Ahora bien, no es el camino más prometedor apoyarse en la ciencia desfasada (no en la antigua, sino en la superada) para hacer filosofía, ni las afirmaciones sobre la realidad (psicológica, antropológica...) dejan de ser hipótesis hasta que la evidencia lo demuestre. Creo que pensamos igual en este punto.

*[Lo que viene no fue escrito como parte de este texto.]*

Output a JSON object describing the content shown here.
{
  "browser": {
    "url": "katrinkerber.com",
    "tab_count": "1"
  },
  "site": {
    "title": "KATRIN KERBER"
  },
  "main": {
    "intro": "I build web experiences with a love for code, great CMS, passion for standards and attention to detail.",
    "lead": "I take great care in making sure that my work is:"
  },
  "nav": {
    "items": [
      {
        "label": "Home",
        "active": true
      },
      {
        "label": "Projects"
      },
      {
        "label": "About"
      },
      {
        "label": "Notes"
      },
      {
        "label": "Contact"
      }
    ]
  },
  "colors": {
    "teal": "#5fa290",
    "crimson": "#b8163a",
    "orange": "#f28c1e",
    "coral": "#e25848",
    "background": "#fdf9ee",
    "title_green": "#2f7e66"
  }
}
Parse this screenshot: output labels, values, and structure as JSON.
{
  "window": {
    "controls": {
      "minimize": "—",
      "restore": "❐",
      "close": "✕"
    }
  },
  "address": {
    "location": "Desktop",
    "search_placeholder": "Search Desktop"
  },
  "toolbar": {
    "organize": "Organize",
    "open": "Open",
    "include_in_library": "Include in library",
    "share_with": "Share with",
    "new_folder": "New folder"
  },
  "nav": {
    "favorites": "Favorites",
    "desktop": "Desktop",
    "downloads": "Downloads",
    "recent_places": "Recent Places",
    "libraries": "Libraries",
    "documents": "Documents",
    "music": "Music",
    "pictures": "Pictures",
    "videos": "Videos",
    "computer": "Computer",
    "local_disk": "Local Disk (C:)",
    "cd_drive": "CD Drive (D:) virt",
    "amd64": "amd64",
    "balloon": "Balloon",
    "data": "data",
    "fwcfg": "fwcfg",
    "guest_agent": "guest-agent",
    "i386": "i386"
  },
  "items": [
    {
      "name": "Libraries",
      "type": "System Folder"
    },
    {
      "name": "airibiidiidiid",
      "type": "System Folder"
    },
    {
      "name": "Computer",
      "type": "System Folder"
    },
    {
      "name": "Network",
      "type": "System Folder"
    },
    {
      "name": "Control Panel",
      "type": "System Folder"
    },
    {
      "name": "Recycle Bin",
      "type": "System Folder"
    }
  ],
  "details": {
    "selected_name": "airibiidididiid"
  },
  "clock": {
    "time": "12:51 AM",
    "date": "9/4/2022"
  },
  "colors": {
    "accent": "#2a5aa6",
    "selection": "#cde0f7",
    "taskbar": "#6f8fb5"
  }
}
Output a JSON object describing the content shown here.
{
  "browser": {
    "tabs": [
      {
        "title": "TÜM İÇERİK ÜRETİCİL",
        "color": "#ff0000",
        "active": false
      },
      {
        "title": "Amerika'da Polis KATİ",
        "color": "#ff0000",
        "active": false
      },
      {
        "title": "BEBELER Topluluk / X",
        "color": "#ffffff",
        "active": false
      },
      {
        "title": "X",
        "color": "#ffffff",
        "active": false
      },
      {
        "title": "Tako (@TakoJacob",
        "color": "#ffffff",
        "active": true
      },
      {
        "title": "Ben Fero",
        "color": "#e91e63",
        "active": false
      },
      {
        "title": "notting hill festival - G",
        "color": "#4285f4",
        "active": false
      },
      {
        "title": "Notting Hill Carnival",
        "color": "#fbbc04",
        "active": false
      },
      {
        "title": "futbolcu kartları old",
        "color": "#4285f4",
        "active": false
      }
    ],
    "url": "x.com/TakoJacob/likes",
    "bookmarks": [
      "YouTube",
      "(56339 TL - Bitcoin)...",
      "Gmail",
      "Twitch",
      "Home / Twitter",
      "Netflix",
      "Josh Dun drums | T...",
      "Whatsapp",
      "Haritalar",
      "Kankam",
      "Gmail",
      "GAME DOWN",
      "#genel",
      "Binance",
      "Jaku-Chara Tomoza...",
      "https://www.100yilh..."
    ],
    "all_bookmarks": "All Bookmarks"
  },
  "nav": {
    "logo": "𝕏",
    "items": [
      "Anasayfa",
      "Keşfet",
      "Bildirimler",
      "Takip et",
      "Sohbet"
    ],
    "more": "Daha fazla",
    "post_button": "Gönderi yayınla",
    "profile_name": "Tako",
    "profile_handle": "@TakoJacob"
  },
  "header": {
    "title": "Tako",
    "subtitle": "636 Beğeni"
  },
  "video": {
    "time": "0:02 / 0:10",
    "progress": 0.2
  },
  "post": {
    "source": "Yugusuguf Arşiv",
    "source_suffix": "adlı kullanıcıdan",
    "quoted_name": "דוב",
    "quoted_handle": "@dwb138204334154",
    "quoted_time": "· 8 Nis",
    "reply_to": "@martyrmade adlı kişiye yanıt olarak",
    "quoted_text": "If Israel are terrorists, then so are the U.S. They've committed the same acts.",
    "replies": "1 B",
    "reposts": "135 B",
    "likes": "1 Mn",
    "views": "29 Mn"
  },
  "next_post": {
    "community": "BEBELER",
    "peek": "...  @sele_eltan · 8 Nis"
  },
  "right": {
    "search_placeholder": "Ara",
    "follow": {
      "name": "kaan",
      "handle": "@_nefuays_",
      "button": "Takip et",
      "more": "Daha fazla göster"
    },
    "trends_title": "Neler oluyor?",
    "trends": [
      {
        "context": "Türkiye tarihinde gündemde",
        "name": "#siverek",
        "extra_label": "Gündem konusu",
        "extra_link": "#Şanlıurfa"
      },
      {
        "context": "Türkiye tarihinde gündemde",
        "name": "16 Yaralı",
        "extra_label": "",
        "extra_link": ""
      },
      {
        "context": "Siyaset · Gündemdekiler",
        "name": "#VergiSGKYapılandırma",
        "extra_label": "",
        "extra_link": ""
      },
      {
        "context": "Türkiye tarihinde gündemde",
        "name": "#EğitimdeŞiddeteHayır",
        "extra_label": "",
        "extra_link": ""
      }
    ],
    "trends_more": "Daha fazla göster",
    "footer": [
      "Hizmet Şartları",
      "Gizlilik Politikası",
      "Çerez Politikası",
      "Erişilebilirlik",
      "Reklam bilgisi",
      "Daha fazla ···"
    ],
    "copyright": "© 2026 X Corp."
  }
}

Yendo más allá (mucho más allá) de lo que abarcaba nuestra conversación; no conozco mucho de la obra de Nietzsche. Pero sé que Mario Bunge lo acusa de anticientífico y oscurantista. No puedo suscribir eso, porque Bunge (y muchos otros) han criticado de manera excesivamente injusta a Freud, del que sí puedo hablar con cierta seguridad (y de su legado). Su caso me sirve para sospechar que podrían ser distorsionadas y simplificadas las objeciones y adjetivos que recaen desde el "cientificismo" (Mosterín, Sokal, Chomsky...) sobre algunos pensadores como Lacan y la mayor parte de los filósofos franceses del siglo XX (Derrida, Foucault...), el idealismo alemán (Hegel) y toda la filosofía existencialista (Kierkegaard, Heidegger, Sartre...). Básicamente, los catalogan de inentendibles, charlatanes, transmitidores de palabrería barata o juegos de palabras ininteligibles que no se refieren a nada, ni se apoyan en ninguna ciencia, ni apuntan a nada; o simplemente estafadores consumados. ¿Qué opinas?
Pues me temo que estoy muy lejos del planteamiento cientificista de Bunge, pero entiendo que, desde ese punto de partida epistemológico, es coherente catalogar de "oscurantistas" a la mayor parte de pensadores de la historia.